IFReviewed by
Andrew Plotkin on 2006-07-01 04:22
I must confess to mixed feelings. This is an excellent work. The writing is very good; the sound and visual touches add to the experience. It's an effective presentation of four viewpoint characters and a fifth, the artist whom they are all viewing.
However... it's very static. And I say this as someone who thought Photopia was a fully interactive game. This isn't, not even superficially. You move around and look at paintings. Everything that you learn comes out of that; there is no other form of interaction.
So the work is, without any irony, a portrait rather than a story. Or maybe "history" would be a better word. Things happened, but they don't happen now, and they don't happen to the player. So it's not really what I'm looking for in interactive fiction.

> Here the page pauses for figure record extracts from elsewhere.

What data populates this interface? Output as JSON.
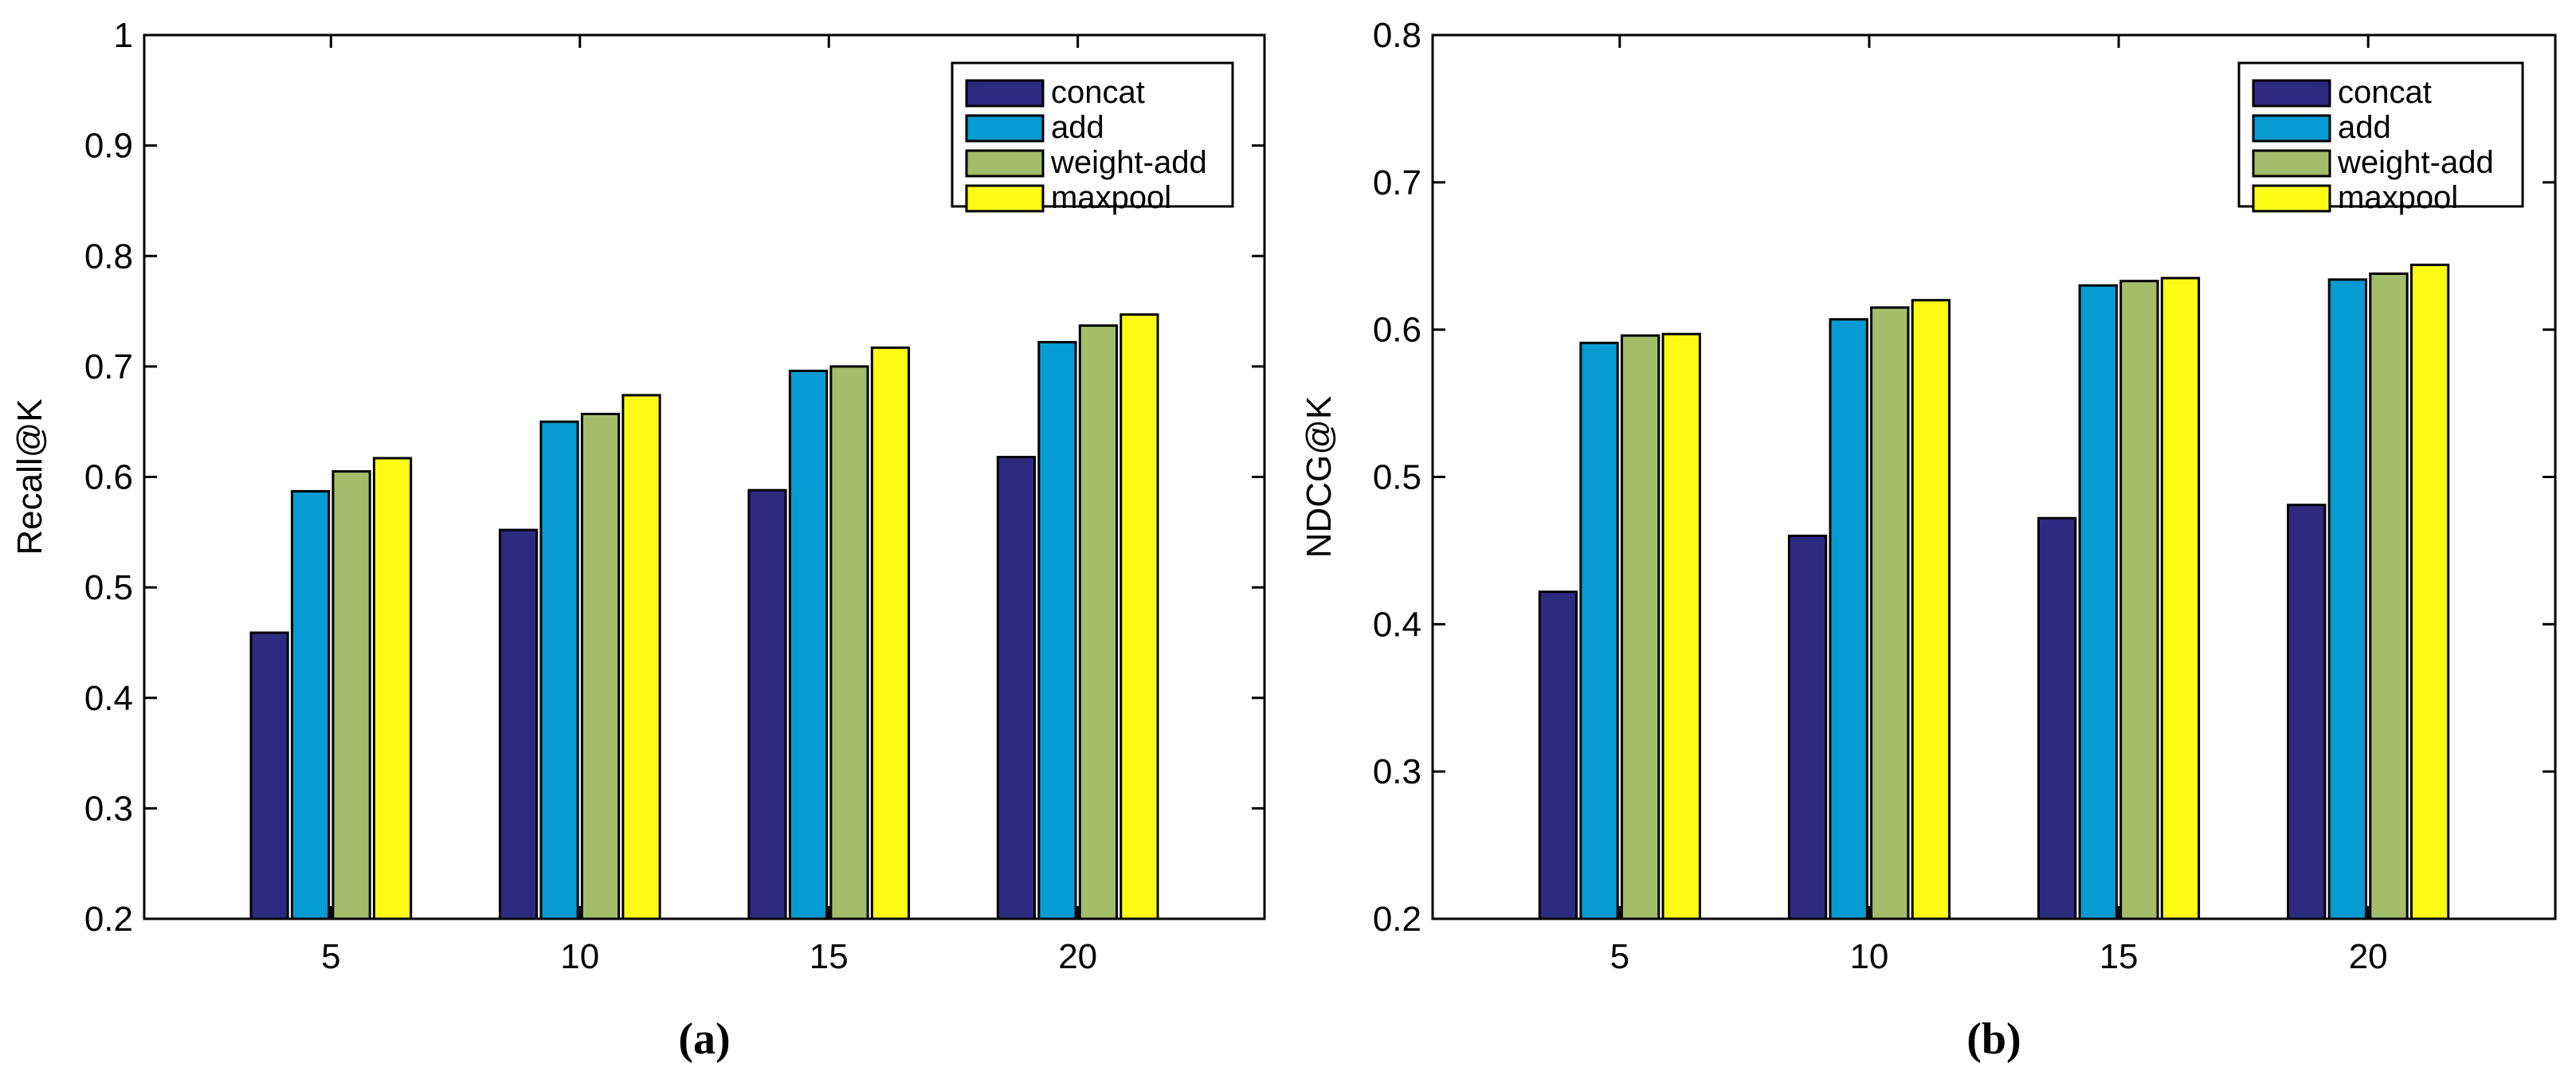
{
  "chart_data": [
    {
      "type": "bar",
      "caption": "(a)",
      "ylabel": "Recall@K",
      "xlabel": "",
      "categories": [
        "5",
        "10",
        "15",
        "20"
      ],
      "ylim": [
        0.2,
        1.0
      ],
      "yticks": [
        0.2,
        0.3,
        0.4,
        0.5,
        0.6,
        0.7,
        0.8,
        0.9,
        1.0
      ],
      "ytick_labels": [
        "0.2",
        "0.3",
        "0.4",
        "0.5",
        "0.6",
        "0.7",
        "0.8",
        "0.9",
        "1"
      ],
      "grid": false,
      "legend_position": "top-right",
      "series": [
        {
          "name": "concat",
          "color": "#2e2a80",
          "values": [
            0.459,
            0.552,
            0.588,
            0.618
          ]
        },
        {
          "name": "add",
          "color": "#069bd2",
          "values": [
            0.587,
            0.65,
            0.696,
            0.722
          ]
        },
        {
          "name": "weight-add",
          "color": "#a4bd6a",
          "values": [
            0.605,
            0.657,
            0.7,
            0.737
          ]
        },
        {
          "name": "maxpool",
          "color": "#fdfa14",
          "values": [
            0.617,
            0.674,
            0.717,
            0.747
          ]
        }
      ]
    },
    {
      "type": "bar",
      "caption": "(b)",
      "ylabel": "NDCG@K",
      "xlabel": "",
      "categories": [
        "5",
        "10",
        "15",
        "20"
      ],
      "ylim": [
        0.2,
        0.8
      ],
      "yticks": [
        0.2,
        0.3,
        0.4,
        0.5,
        0.6,
        0.7,
        0.8
      ],
      "ytick_labels": [
        "0.2",
        "0.3",
        "0.4",
        "0.5",
        "0.6",
        "0.7",
        "0.8"
      ],
      "grid": false,
      "legend_position": "top-right",
      "series": [
        {
          "name": "concat",
          "color": "#2e2a80",
          "values": [
            0.422,
            0.46,
            0.472,
            0.481
          ]
        },
        {
          "name": "add",
          "color": "#069bd2",
          "values": [
            0.591,
            0.607,
            0.63,
            0.634
          ]
        },
        {
          "name": "weight-add",
          "color": "#a4bd6a",
          "values": [
            0.596,
            0.615,
            0.633,
            0.638
          ]
        },
        {
          "name": "maxpool",
          "color": "#fdfa14",
          "values": [
            0.597,
            0.62,
            0.635,
            0.644
          ]
        }
      ]
    }
  ]
}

I was also a little disappointed that the characters didn't all mesh together. Two of them have interacted with the artist, and figure in his story, and therefore in each others' stories. But the other two seem to be entirely in their own worlds -- spinning ideas that seem to have nothing to do with the artist's reality. I guess I could take that as a comment about art; everybody's view is valid. But it felt like a waste of an opportunity.
One interesting touch is the use of first-person narrative. As I said earlier, third-person IF really annoys me, but this voice didn't. It was certainly appropriate -- four characters speaking, as if to the (observing) player.
Possibly the very passive game-nature that I'm complaining about makes this work; since the protagonist never acts, only observes, there's no discomfort -- nothing to be distanced from. Or, maybe it's the other way: the first-person voice adds to the feeling of non-interactivity. Hard to tell.